研究開発に要した期間は5年。まず、食器の表面に特殊な塗装を施してみることにした。あるパートナー企業と共同で研究開発を進めたが、うまくいかなかった。
「誰もチャレンジしたことがないものをつくろうとしたので、ドンピシャな技術はありません。やってみないと分かりませんでした」と高野氏。可能性のありそうな技術を持っている企業に話を持ちかけ、共同での研究開発を打診するも、売れるかどうか分からない商品の開発に乗ってくる会社は多くなかった。ようやく協力してくれるところが見つかり共同で研究開発してくれることになっても、途中で実現困難と判断され諦められてしまうこともあった。
同社は新たなパートナー企業の協力を得て、再び塗装をベースに実現を試みることにした。

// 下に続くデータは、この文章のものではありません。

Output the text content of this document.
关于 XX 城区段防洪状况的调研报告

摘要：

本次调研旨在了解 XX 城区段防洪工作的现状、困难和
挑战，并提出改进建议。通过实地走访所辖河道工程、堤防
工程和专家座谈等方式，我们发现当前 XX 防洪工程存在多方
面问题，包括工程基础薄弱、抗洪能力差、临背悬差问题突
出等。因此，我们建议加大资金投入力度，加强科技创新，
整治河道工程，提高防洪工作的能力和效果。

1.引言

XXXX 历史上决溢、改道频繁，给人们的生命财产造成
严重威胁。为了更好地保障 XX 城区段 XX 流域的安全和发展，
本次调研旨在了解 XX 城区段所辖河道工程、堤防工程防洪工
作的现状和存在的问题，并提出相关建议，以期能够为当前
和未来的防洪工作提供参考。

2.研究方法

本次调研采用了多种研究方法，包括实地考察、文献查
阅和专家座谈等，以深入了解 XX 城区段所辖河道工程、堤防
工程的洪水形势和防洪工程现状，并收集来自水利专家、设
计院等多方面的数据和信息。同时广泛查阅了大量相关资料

実はこのパートナー企業と共同で研究開発を進めたとき、汚れ落ちの良さと節水の両立を実現した。ただ、コストがかかる上に製造の際に人体や環境に良くない影響を及ぼすことから、高野氏は採用しなかった。
「目に入ったら失明してしまう劇薬を使うものでした。その劇薬はそもそも食器に使うようなものではなく、廃液を捨てることもできません。効果も数回使ったらなくなるものでした」
塗装とは異なる方法で実現を目指すことにした同社は、別のパートナー企業と共同で研究開発を進めることにした。
このパートナー企業と取り組んだのが表面改質。最新のナノテクノロジーを活用し、汚れとの間に水が入り込むようにした。これにより、食器に水を流すと汚れが浮かび上がって、落ちにくい油も水で流し落とせるようになった。目指した汚れ落ちが実現するまで、少なくとも2年程度はかかったという。